California questions risky home loans
Associated Press
SACRAMENTO — California lawmakers on Wednesday began considering restrictions on unorthodox mortgage-lending practices that have allowed hundreds of thousands of Californians to buy homes they otherwise could not afford.
About half of all new home loans in California are something other than the traditional 30-year fixed loan. They use features such as no money down and variable interest rates, while giving borrowers creative monthly payment options — such as paying only the interest or even less than that.
Such low introductory payments — or teaser rates — are offered in exchange for higher bills that will kick in years later, sometimes tripling or quadrupling monthly payments. Regulators said many of those riskier loans were taken out in 2004 and 2005 and will start resetting to higher rates this year.

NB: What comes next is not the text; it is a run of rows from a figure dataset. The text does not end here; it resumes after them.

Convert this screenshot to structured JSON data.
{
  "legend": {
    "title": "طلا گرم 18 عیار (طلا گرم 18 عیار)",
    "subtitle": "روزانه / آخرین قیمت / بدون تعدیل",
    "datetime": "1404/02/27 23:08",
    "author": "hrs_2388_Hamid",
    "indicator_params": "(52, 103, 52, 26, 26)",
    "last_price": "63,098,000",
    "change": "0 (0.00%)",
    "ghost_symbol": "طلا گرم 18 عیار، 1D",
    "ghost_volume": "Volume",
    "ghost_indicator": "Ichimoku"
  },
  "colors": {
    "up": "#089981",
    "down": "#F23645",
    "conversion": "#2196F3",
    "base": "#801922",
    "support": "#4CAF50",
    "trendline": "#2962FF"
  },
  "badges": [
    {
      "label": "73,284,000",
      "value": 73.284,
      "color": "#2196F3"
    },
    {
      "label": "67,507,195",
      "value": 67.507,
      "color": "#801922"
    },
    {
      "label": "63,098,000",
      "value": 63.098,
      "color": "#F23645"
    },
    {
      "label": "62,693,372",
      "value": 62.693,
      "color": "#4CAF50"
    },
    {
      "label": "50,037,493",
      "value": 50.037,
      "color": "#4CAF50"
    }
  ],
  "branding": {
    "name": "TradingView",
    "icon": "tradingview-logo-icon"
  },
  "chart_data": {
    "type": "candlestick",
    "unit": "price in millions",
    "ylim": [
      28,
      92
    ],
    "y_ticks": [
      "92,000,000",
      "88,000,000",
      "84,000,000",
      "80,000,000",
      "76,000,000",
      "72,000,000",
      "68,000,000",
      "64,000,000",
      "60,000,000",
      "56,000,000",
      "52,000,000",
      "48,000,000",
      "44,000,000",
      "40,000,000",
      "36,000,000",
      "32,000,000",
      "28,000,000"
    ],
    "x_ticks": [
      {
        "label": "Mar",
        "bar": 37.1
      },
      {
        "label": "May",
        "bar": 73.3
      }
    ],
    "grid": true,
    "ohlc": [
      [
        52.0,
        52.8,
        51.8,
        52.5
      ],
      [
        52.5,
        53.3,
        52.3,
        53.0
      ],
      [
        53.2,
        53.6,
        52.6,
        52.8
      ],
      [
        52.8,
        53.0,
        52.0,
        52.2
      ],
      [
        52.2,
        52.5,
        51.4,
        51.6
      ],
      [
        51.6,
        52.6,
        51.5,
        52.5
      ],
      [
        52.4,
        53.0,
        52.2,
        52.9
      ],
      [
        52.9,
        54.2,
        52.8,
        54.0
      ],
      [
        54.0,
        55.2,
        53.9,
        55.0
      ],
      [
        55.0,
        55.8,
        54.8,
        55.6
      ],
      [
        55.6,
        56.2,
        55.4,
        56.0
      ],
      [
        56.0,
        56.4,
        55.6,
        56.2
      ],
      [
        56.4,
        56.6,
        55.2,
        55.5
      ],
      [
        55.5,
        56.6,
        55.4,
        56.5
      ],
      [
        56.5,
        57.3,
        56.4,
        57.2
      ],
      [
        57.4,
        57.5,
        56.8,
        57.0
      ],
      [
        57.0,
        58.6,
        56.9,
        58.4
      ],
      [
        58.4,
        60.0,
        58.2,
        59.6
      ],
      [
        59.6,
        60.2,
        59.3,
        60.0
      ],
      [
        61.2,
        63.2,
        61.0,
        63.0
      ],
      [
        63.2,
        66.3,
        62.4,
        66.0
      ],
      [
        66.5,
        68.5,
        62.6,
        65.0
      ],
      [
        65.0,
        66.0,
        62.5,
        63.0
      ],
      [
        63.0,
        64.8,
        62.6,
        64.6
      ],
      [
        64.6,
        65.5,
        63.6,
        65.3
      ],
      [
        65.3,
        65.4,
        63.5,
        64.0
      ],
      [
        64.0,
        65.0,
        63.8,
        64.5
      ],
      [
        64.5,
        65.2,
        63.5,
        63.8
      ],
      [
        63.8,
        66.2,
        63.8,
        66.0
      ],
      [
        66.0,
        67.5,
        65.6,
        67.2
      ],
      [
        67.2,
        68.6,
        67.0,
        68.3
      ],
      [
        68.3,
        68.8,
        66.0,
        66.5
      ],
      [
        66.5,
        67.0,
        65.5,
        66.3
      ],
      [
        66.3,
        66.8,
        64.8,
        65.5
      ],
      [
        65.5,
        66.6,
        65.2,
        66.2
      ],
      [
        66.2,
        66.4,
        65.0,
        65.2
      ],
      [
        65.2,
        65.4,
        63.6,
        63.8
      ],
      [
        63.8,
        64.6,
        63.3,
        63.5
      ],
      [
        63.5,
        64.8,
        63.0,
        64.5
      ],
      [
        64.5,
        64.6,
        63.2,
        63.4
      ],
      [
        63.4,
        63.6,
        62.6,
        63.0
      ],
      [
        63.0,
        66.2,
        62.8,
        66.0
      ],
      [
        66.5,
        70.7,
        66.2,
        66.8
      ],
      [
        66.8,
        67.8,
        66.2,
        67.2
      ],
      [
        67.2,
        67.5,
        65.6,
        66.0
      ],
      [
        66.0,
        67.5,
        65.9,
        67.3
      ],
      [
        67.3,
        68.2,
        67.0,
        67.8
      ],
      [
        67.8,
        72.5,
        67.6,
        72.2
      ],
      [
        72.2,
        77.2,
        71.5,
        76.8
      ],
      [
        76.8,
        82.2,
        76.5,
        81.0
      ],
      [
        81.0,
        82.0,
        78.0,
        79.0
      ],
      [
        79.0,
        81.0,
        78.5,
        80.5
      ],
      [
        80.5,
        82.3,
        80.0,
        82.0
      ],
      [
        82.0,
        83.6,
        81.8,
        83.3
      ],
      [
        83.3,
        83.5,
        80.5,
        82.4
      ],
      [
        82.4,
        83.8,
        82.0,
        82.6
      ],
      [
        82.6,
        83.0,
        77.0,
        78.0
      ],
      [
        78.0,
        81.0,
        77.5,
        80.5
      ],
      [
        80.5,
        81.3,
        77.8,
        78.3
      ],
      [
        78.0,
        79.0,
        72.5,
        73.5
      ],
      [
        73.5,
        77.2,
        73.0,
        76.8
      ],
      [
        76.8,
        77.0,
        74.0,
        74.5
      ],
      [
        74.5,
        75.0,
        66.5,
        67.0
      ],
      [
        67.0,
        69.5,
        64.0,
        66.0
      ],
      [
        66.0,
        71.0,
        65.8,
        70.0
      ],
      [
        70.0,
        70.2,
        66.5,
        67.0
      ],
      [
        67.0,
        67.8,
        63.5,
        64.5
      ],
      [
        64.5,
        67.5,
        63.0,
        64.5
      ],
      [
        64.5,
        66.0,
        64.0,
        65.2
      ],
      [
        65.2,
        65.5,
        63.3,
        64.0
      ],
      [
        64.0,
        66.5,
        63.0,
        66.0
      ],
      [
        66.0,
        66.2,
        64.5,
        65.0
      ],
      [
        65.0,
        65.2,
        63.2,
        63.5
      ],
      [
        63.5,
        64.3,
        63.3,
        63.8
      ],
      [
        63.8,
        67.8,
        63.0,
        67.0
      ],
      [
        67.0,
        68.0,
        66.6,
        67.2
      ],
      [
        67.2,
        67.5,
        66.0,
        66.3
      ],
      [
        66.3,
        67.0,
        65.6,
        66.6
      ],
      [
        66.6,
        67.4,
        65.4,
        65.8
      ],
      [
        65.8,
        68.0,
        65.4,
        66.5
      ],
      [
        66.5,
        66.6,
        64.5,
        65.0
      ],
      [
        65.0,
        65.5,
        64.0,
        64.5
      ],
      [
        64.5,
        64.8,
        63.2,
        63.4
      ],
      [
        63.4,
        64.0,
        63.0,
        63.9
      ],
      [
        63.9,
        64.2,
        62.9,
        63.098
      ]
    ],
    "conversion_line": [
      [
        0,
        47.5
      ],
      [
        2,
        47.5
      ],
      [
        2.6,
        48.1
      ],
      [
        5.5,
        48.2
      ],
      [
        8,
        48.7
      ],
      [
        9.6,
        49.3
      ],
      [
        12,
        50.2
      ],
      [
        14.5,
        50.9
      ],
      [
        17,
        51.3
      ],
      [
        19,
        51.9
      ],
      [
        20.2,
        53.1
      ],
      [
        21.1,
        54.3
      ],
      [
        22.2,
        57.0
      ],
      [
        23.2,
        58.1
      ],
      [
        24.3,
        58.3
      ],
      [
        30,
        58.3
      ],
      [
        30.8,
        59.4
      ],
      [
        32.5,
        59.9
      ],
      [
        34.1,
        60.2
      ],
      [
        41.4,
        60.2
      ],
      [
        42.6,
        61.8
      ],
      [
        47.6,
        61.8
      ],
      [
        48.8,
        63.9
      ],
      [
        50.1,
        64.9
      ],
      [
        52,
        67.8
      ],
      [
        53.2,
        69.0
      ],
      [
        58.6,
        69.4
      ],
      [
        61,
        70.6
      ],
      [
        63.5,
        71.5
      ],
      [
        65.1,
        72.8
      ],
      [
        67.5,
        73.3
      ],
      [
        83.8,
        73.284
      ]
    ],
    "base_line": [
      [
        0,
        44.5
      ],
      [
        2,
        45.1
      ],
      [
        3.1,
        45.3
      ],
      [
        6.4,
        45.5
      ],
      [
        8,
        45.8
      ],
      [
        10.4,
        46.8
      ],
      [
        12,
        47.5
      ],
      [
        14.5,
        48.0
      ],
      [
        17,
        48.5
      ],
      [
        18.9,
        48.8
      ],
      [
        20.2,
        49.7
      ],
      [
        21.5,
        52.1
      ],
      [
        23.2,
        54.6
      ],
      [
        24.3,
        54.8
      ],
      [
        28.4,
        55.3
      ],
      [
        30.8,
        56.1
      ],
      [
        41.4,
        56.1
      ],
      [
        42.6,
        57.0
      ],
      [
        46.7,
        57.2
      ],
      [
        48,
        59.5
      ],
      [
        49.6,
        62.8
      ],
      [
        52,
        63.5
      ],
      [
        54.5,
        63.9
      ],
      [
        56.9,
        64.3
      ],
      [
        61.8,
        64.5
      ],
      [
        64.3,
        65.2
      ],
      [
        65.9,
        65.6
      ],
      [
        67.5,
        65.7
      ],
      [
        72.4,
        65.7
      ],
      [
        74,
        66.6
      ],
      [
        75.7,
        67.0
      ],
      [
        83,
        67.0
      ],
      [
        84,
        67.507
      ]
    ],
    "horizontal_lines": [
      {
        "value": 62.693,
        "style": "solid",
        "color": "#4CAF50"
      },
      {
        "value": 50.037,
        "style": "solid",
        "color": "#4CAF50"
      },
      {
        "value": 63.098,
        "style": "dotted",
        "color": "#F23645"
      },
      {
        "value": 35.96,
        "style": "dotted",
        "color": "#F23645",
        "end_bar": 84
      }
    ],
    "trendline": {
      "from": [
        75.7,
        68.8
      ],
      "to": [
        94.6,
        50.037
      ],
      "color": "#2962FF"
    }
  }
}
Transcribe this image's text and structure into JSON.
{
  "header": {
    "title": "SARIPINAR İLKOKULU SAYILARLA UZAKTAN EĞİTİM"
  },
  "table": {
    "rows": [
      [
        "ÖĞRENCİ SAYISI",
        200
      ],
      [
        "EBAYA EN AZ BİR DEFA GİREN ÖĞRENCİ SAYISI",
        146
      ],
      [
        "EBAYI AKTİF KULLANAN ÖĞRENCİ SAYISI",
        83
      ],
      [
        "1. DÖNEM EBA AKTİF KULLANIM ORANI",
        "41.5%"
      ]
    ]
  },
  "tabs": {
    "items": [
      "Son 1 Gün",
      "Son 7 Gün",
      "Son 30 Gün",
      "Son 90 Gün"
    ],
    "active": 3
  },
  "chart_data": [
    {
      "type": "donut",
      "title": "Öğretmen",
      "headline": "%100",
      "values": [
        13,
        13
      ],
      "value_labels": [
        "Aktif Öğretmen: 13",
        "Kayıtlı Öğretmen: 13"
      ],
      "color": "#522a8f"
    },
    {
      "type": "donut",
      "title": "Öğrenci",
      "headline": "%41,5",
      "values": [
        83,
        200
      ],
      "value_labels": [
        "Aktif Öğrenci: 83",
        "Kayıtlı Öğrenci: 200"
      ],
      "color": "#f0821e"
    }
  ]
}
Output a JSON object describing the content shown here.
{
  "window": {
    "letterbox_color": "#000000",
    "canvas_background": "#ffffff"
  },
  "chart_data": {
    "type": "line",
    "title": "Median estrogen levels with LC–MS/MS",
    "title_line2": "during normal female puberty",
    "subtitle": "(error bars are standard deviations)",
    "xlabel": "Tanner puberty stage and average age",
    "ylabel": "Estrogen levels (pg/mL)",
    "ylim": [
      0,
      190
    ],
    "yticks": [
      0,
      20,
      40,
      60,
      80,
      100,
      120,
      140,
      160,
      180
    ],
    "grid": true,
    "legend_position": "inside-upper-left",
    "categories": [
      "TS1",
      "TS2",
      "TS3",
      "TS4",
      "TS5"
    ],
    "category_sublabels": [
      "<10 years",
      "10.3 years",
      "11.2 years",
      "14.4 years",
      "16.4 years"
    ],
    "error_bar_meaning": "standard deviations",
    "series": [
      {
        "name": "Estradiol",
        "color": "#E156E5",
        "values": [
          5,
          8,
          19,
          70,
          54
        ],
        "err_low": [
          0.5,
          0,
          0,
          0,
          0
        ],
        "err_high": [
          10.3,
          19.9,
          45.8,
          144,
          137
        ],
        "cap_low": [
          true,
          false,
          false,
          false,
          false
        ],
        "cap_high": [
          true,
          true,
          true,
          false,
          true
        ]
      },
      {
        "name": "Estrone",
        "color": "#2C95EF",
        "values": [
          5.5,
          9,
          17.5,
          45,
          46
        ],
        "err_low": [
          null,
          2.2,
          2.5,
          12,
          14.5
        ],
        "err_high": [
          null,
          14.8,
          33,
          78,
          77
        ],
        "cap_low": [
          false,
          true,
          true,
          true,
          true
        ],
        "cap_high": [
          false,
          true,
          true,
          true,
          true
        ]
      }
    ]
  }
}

"The exposure to these sorts of products, the growth, is unprecedented," Raphael Bostic, an associate professor at the University of Southern California School of Policy, Planning and Development, told a Senate committee. "The regulatory oversight of these types of practices is relatively lax."
Such loans have been offered to home buyers with shaky credit or lower incomes. In other cases, middle-income home buyers turned to them as California housing prices soared in recent years. Such buyers used option-payment adjustable loans and interest-only loans to purchase houses they would have difficulty affording using 30-year fixed mortgages.